Amid the increasing trend of the market to leverage sustainable financing to fund energy-intensive data centres – a sector that is booming because of the rising power consumption involved in artificial intelligence ( AI )-related computing – the sustainability practices of some data centres are worrying investors, according to a recent report.
Despite most of the pure players in the data centre sector recording a fair overall environmental, social and governance ( ESG ) performance, a wide range of variation is found in how the centres assess their power usage efficiency, which greatly affects their environmental performance, causing it to record the lowest score among the three pillars of the data centre entities involved in Sustainable Fitch’s Understanding ESG Impact Assessments for Data Centres report ( as seen below ).
However, non-pure data centre players, such as Amazon, Meta and Alphabet, the report notes, that derive only a portion of revenue from data centres, managed to deliver more satisfying average or above results due to regulatory compliance.

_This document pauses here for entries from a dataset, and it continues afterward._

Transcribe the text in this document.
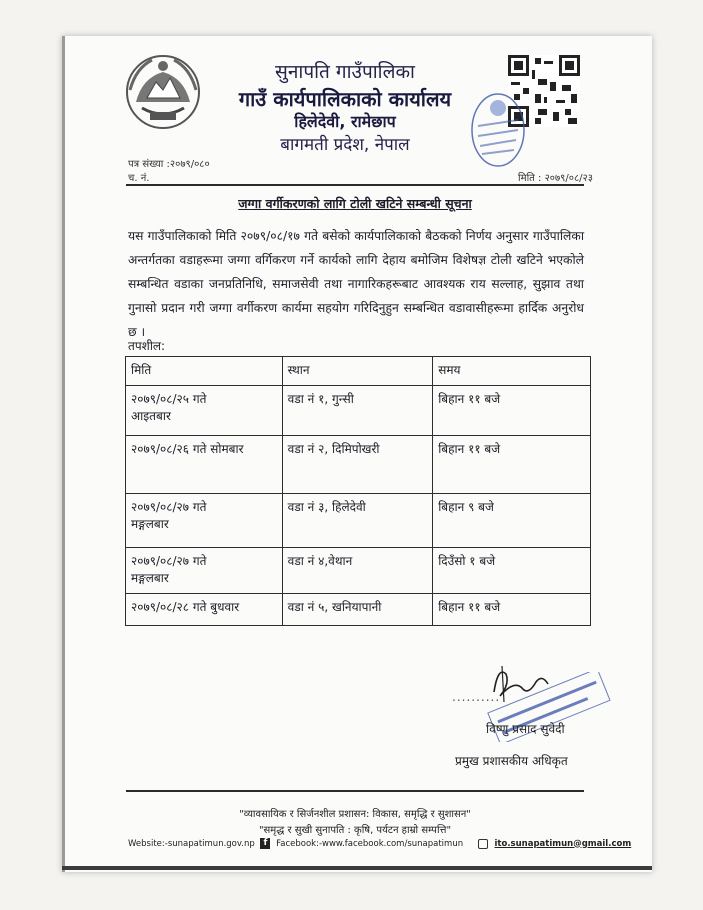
सुनापति गाउँपालिका
गाउँ कार्यपालिकाको कार्यालय
हिलेदेवी, रामेछाप
बागमती प्रदेश, नेपाल
पत्र संख्या :२०७९/०८०
च. नं.	मिति : २०७९/०८/२३
जग्गा वर्गीकरणको लागि टोली खटिने सम्बन्धी सूचना
यस गाउँपालिकाको मिति २०७९/०८/१७ गते बसेको कार्यपालिकाको बैठकको निर्णय अनुसार गाउँपालिका अन्तर्गतका वडाहरूमा जग्गा वर्गिकरण गर्ने कार्यको लागि देहाय बमोजिम विशेषज्ञ टोली खटिने भएकोले सम्बन्धित वडाका जनप्रतिनिधि, समाजसेवी तथा नागारिकहरूबाट आवश्यक राय सल्लाह, सुझाव तथा गुनासो प्रदान गरी जग्गा वर्गीकरण कार्यमा सहयोग गरिदिनुहुन सम्बन्धित वडावासीहरूमा हार्दिक अनुरोध छ ।
तपशील:
मिति	स्थान	समय
२०७९/०८/२५ गते
आइतबार	वडा नं १, गुन्सी	बिहान ११ बजे
२०७९/०८/२६ गते सोमबार	वडा नं २, दिमिपोखरी	बिहान ११ बजे
२०७९/०८/२७ गते
मङ्गलबार	वडा नं ३, हिलेदेवी	बिहान ९ बजे
२०७९/०८/२७ गते
मङ्गलबार	वडा नं ४,वेथान	दिउँसो १ बजे
२०७९/०८/२८ गते बुधवार	वडा नं ५, खनियापानी	बिहान ११ बजे
..........
विष्णु प्रसाद सुवेदी
प्रमुख प्रशासकीय अधिकृत
"व्यावसायिक र सिर्जनशील प्रशासन: विकास, समृद्धि र सुशासन"
"समृद्ध र सुखी सुनापति : कृषि, पर्यटन हाम्रो सम्पत्ति"
Website:-sunapatimun.gov.np f Facebook:-www.facebook.com/sunapatimun	ito.sunapatimun@gmail.com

Globally, data centre-related greenhouse gas emissions, according to the report, are expected to rise above 1000 terawatt-hours in 2030, three times that in 2020, of which a fifth will be used to power AI-related activities.
Water
Overall, a lack of information on water usage among data centre entities surveyed was observed, the Sustainable Fitch report notes, pointing to an oversight with respect to assessing their environmental impact. “Only a few entities disclose enough data on water usage effectiveness to establish a historical trend and understand how data centre operations are using water.”
Notably, water usage among global data centres in 2025 has almost doubled that of 2016 to 342 million gallons; and, the report highlights, the estimated amount of daily water use by data centres will increase by another 100 million gallons by 2030.
As well, water resources will be further strained by the increasing size of data centres, or hyperscale facilities, according to the report, which consume as much as five million gallons of water a day.
“At end-2024, more than 1,100 of these [hyperscale] facilities had been built, with about 59% of all installed capacity being attributable to US technology companies Alphabet, Amazon and Microsoft,” Sustainable Fitch notes. “In the context of water usage, the regional concentration of hyperscale data centres and data centres is an important contributor to increasingly high levels of water stress and scarcity.”
Attracting sustainability funding
As tech companies have most of their infrastructure projects focused around data centres, they feel a pressing need to shore up sustainability standards in an effort to rekindle the stagnating issuance of labelled debt. Market activities died down after the peak in 2021 and remain on track this year to take a deeper dive.
A tech sector looking for a stronger penetration into the sustainability market, Sustainability Fitch advises, needs to improve not only power effectiveness, but also water usage and operational performance, to make its sustainability commitments more realistic and measurable.
Deals done
While green issuances in Asia to support data centres are still at a nascent stage, an upbeat sentiment hints at growing activities. Currently, the deals are concentrated in Singapore and Malaysia.
In Malaysia, for example, data centres are being built by Singapore’s Princeton Digital Group with its US$280 million green loan; and the Chinese IT service provider GDS has raised US$270 million in green financing for its data centres there.
Earlier this year, Equinix, a global data centre company, made its debut in the Singapore dollar market through the issuance of a S$500 million ( US$385 million ) green bond that underpins its data centre projects in the Asia-Pacific.